The short answer is increasingly likely to be: Not in California. At least not the 60% of the country’s fresh produce that is currently grown in the state. And probably not even in the United States, as other states adopt more and more of the regulatory nonsense we experience here in California.
In spite of recent reports that California farmers are seeing record revenues, profits are lower than they’ve been at any point since 2011. That’s because the cost of farming has risen 36 percent over the past five years; inputs like seeds, fertilizer and electricity have all become significantly more expensive. And water!
Add a 50 percent increase in labor costs to the mix, and you will only accelerate a trend that we have been observing over the past decade — the shifting of hundreds of thousands of acres of current and future California farms to other states and countries.
Raising the minimum wage by 87 percent in just eight years will cause greater disproportionate harm to employers, and many employees who will lose jobs, in regions of California with lower costs of living than San Francisco and Santa Monica. The larger agricultural companies may be able to survive this labor cost increase but the smaller family farms will fade into oblivion. A Democratic controlled state that indirectly focuses on putting the little guy out of business. Who’d a thunk it?
Governor Brown almost seemed to grasp that fact as he signed the bill, saying: “Economically, minimum wages may not make sense. But morally, socially, and politically they make every sense because it binds the community together to make sure parents can take care of their kids.” I fail to see the moral or social sense this will make to the farm and food industry workers who will lose their jobs to other states and countries.

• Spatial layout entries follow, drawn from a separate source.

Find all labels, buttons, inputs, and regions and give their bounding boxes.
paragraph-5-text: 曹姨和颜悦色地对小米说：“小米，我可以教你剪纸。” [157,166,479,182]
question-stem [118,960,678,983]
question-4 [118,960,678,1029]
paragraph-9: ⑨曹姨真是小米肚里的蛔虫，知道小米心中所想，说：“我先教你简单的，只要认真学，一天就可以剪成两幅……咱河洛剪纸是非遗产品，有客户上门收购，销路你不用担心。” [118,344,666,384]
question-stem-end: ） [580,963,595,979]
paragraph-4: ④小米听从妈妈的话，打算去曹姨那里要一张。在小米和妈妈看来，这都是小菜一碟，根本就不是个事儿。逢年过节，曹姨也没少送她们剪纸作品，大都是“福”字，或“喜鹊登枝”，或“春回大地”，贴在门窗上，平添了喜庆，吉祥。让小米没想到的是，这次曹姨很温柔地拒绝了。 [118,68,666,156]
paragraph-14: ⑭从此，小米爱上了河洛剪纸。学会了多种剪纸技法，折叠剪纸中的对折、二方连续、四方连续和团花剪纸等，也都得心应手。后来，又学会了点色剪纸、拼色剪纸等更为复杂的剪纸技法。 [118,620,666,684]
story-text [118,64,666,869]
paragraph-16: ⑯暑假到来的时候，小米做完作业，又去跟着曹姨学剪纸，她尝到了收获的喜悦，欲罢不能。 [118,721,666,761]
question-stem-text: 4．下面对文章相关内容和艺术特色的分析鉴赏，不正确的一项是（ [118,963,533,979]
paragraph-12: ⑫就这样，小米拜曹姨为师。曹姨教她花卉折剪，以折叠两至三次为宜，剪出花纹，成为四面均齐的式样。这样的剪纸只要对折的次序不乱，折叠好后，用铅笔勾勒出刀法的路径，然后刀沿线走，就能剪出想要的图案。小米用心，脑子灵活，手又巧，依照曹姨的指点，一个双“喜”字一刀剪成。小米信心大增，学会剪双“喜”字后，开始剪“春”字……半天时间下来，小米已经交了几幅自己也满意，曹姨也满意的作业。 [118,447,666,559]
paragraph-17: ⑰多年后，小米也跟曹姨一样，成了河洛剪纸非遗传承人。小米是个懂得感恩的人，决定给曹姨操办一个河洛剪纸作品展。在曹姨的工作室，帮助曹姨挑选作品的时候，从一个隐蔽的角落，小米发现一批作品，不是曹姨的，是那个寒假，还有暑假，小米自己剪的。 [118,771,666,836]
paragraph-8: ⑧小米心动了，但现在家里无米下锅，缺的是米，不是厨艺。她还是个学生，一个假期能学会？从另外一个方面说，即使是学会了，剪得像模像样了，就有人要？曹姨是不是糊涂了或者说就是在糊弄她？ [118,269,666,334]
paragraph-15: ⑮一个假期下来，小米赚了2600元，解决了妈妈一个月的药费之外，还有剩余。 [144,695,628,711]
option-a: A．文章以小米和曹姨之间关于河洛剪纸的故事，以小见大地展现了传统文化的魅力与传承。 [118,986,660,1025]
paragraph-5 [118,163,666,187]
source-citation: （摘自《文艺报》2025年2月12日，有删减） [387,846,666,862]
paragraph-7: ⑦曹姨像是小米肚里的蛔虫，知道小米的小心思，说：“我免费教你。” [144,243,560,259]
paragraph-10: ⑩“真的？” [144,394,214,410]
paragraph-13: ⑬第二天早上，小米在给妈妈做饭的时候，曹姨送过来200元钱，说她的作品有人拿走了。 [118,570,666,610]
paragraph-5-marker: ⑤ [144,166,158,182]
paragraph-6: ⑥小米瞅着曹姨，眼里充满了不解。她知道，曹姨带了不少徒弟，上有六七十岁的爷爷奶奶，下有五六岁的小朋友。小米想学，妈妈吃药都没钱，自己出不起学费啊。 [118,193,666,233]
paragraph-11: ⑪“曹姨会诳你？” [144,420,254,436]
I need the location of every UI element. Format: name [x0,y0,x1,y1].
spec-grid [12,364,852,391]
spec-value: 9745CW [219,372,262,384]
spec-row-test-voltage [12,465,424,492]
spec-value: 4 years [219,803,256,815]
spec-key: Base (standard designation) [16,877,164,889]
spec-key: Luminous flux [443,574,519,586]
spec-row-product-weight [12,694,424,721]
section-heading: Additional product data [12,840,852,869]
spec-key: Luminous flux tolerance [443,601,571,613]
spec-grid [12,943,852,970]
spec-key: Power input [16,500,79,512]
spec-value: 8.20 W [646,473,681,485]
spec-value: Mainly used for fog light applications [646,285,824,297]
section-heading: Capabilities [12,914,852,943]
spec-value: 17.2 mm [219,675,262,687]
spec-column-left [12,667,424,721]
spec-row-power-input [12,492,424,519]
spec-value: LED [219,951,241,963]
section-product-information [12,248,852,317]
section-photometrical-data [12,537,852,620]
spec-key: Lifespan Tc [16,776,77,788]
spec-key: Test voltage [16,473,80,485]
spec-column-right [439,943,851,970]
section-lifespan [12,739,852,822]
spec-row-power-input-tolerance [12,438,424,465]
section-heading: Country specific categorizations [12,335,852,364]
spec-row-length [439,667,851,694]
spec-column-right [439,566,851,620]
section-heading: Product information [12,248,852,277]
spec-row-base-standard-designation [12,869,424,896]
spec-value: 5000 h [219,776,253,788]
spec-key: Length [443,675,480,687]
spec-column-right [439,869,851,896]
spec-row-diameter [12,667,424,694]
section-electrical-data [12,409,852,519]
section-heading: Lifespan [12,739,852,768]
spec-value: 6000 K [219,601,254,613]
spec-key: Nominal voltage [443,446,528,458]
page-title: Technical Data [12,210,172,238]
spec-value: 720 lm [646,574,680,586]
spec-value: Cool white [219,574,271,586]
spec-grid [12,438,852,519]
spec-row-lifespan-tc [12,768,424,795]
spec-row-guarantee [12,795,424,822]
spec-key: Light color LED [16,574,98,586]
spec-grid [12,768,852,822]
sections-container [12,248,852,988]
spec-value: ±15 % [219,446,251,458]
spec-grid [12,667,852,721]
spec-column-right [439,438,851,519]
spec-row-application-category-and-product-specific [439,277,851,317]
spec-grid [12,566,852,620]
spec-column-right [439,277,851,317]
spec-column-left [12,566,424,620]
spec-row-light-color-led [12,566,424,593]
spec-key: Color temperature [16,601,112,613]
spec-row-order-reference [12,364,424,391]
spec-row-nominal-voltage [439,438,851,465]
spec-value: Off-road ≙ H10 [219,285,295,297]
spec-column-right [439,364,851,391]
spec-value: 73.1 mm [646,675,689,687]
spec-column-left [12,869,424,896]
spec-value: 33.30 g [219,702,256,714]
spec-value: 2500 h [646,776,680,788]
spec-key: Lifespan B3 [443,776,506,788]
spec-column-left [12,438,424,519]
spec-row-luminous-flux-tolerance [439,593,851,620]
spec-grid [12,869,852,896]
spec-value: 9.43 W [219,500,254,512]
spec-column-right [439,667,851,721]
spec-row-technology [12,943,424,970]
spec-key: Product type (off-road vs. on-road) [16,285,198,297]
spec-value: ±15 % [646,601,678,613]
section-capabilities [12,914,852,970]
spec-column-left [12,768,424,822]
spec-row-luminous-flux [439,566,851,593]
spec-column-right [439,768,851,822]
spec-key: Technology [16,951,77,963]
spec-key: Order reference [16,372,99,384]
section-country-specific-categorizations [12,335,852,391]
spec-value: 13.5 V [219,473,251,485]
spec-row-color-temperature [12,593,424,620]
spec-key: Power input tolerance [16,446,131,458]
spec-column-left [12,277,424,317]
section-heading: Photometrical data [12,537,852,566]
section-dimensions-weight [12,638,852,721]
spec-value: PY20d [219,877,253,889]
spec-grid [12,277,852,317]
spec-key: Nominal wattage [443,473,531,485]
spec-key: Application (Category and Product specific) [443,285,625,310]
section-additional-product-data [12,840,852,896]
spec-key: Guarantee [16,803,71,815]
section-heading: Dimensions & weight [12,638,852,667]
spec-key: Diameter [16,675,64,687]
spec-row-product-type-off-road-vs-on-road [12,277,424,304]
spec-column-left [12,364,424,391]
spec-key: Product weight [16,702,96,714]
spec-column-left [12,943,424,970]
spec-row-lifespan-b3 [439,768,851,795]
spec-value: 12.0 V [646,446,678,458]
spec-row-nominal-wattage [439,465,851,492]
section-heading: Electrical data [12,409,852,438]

Taken together with the inexorable advancement of the labor and environmental agendas, our state’s political leaders are sending a clear message about the type of California they want to see in the decades to come.
Unfortunately — and inexplicably — they aim to create a California that no longer leads the nation or world in the production of fruits, vegetables and tree nuts, as well as a host of other agricultural products.
Politicians fail to appreciate the reality that the buyers of California fruits and vegetables aren’t “consumers” in grocery stores and restaurants. The buyers of our products are the big box stores and restaurant chains that sell our produce to consumers. Those big companies don’t really care whether the fresh produce they sell comes from California or somewhere else. All they care about is the cost and quality, and here’s the thing: We can promote the quality of California produce all day long, but other states and countries are producing pretty darn good produce these days, and they’re beating us on cost.
Is that really an outcome we are trying to achieve? Is it really in our best interest to cede control of our food supply to other countries?
For those of us old enough to remember waiting in line for gas during the 1973 Arab oil embargo, I submit that food security is as important to our national interests as energy independence.
Our state’s political leaders cannot be allowed to continue their all-out assault on California farmers, driving family farms out of business and production to other countries. And even though McMillan doesn’t realize it, that should have been the main takeaway from her article.